Zwei Produkte greifen Kunststoffteile an, zwei fallen im Kalk-Test durch

Jetzt ist es höchste Zeit, den Scheibenwaschbehälter mit einem Reinigungszusatz für den Sommer zu befüllen. Wie gut diese Zusätze gegen Blütenstaub, Pollen und Insektenreste wirken, hat die GTÜ getestet. Auf einem speziellen Prüfstand und im Labor wurden sieben 1:100-Konzetrate untersucht.

Sonax und Dr. Wack sind Testsieger
Sieger nach Punkten wurde das Sonax ,Xtreme 1:100 NanoPro", dicht gefolgt vom ,cw 1:100" von Dr. Wack, die beide im GTÜ-Test das Prädikat sehr empfehlenswert bekamen. Empfehlenswert ist das Konzentrat Aral ,Klare Sicht Sommer 1:100". Lediglich bedingt empfehlenswert sind die Scheibenreiniger Nigrin ,Klarsicht Limone", RS 1000 ,Klare Sicht", car technic und Autosol.

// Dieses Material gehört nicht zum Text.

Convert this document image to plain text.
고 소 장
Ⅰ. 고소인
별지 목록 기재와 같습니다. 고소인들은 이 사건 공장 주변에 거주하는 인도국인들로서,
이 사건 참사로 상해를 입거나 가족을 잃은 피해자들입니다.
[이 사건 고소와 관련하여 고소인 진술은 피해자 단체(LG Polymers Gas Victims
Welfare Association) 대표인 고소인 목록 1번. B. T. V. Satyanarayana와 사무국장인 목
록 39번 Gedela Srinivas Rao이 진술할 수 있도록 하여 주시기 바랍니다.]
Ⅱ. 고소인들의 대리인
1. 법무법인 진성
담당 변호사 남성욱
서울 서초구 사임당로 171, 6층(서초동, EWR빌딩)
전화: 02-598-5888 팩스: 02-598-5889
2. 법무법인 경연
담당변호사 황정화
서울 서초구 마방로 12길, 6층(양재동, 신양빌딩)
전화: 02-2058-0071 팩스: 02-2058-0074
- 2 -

Praktischer Vorteil bei 250 Milliliter-Flaschen
Die kleinen Viertelliterflaschen mit 1:100-Konzentrat und speziellem Dosierkopf erweisen sich als sehr praktisch. Durch Druck auf den unteren Flaschenteil füllt sich die Dosiervorrichtung mit genau 25 Milliliter Flüssigkeit. Zusammen mit 2,5 Liter Wasser ergibt das schnell eine gebrauchsfertige Lösung für die Scheibenwaschanlage.

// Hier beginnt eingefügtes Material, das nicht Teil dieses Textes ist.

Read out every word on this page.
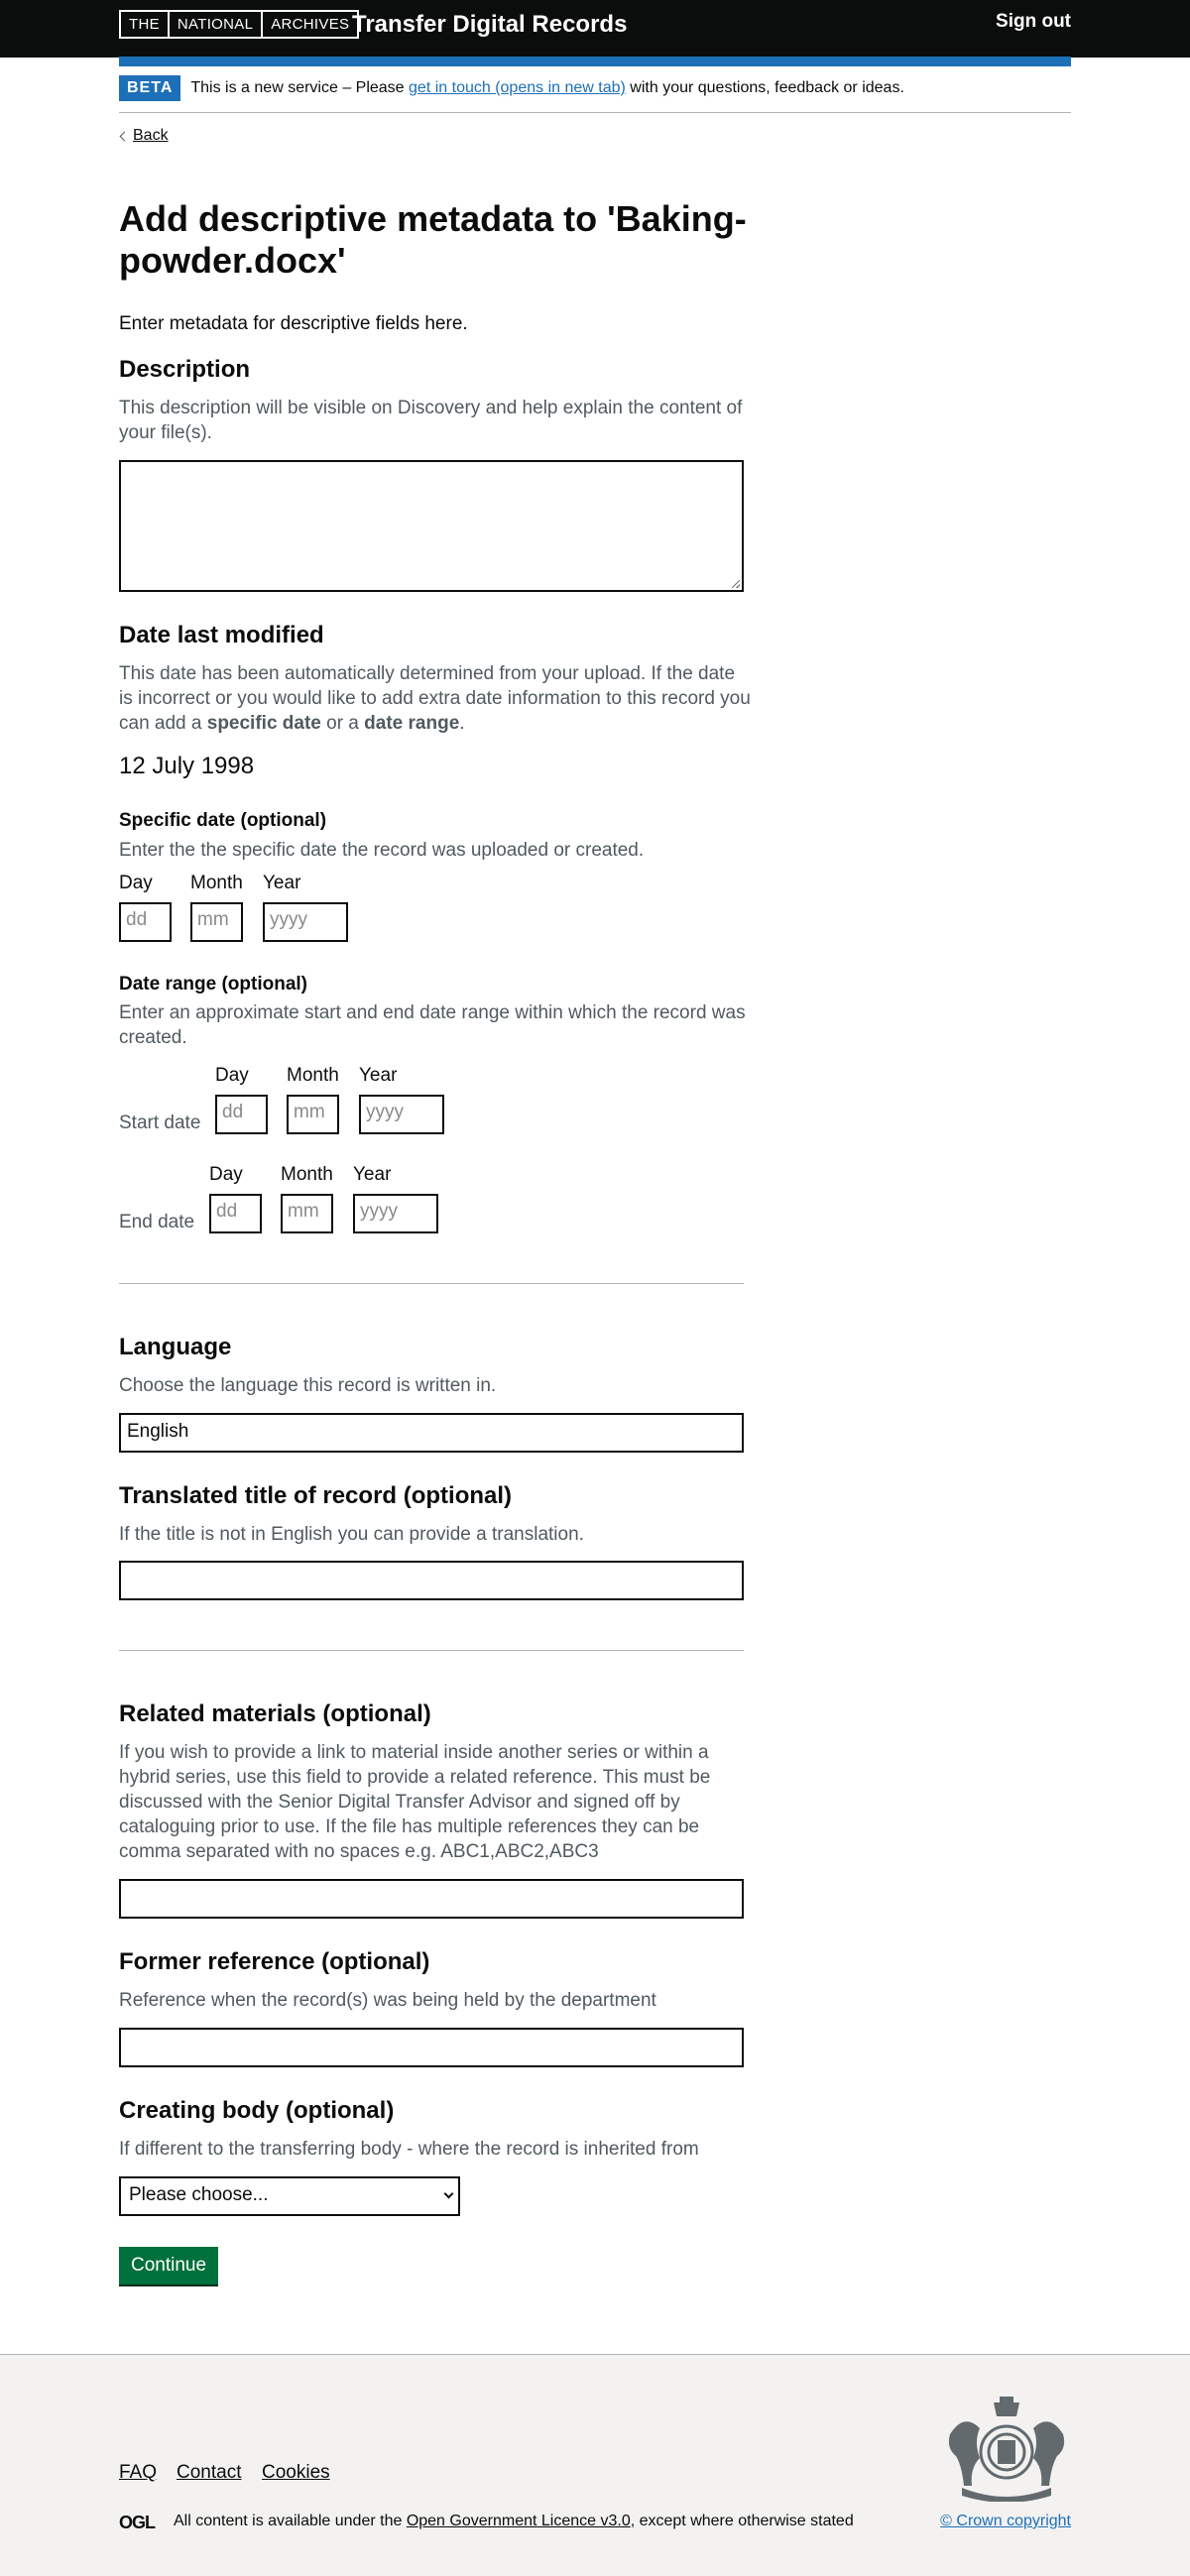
THE	NATIONAL	ARCHIVES Transfer Digital Records	Sign out
BETA	This is a new service – Please get in touch (opens in new tab) with your questions, feedback or ideas.
Back
Add descriptive metadata to 'Baking-powder.docx'
Enter metadata for descriptive fields here.
Description
This description will be visible on Discovery and help explain the content of your file(s).
Date last modified
This date has been automatically determined from your upload. If the date is incorrect or you would like to add extra date information to this record you can add a specific date or a date range.
12 July 1998
Specific date (optional)
Enter the the specific date the record was uploaded or created.
Day Month Year
dd	mm	yyyy
Date range (optional)
Enter an approximate start and end date range within which the record was created.
Start date
Day Month Year
dd	mm	yyyy
End date
Day Month Year
dd	mm	yyyy
Language
Choose the language this record is written in.
English
Translated title of record (optional)
If the title is not in English you can provide a translation.
Related materials (optional)
If you wish to provide a link to material inside another series or within a hybrid series, use this field to provide a related reference. This must be discussed with the Senior Digital Transfer Advisor and signed off by cataloguing prior to use. If the file has multiple references they can be comma separated with no spaces e.g. ABC1,ABC2,ABC3
Former reference (optional)
Reference when the record(s) was being held by the department
Creating body (optional)
If different to the transferring body - where the record is inherited from
Please choose...
Continue
FAQ Contact Cookies
OGL All content is available under the Open Government Licence v3.0, except where otherwise stated	© Crown copyright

Sonx-Reiniger wirkt am besten
Im Test bewerteten die GTÜ-Prüfer zunächst Anleitung, Applikation und Geruch der Scheibenreiniger. Dabei geht es unter anderem auch um notwendige Warnhinweise auf den Produkten oder darum, wie leicht sich die Flaschen handhaben lassen. Im Kapitel Reinigungswirkung unterschieden die GTÜ-Tester zwischen den typisch sommerlichen Schmutzarten auf der Autoscheibe. Bei Stadtfahrten dominieren Staub, Ruß und Partikel, bei Fahrten über Land die noch schwerer löslichen Insektenrückstände. Hier punkteten die beiden Testsieger Sonax und Dr. Wack ebenfalls hauchdünn in der Reihenfolge ihrer Gesamtwertung.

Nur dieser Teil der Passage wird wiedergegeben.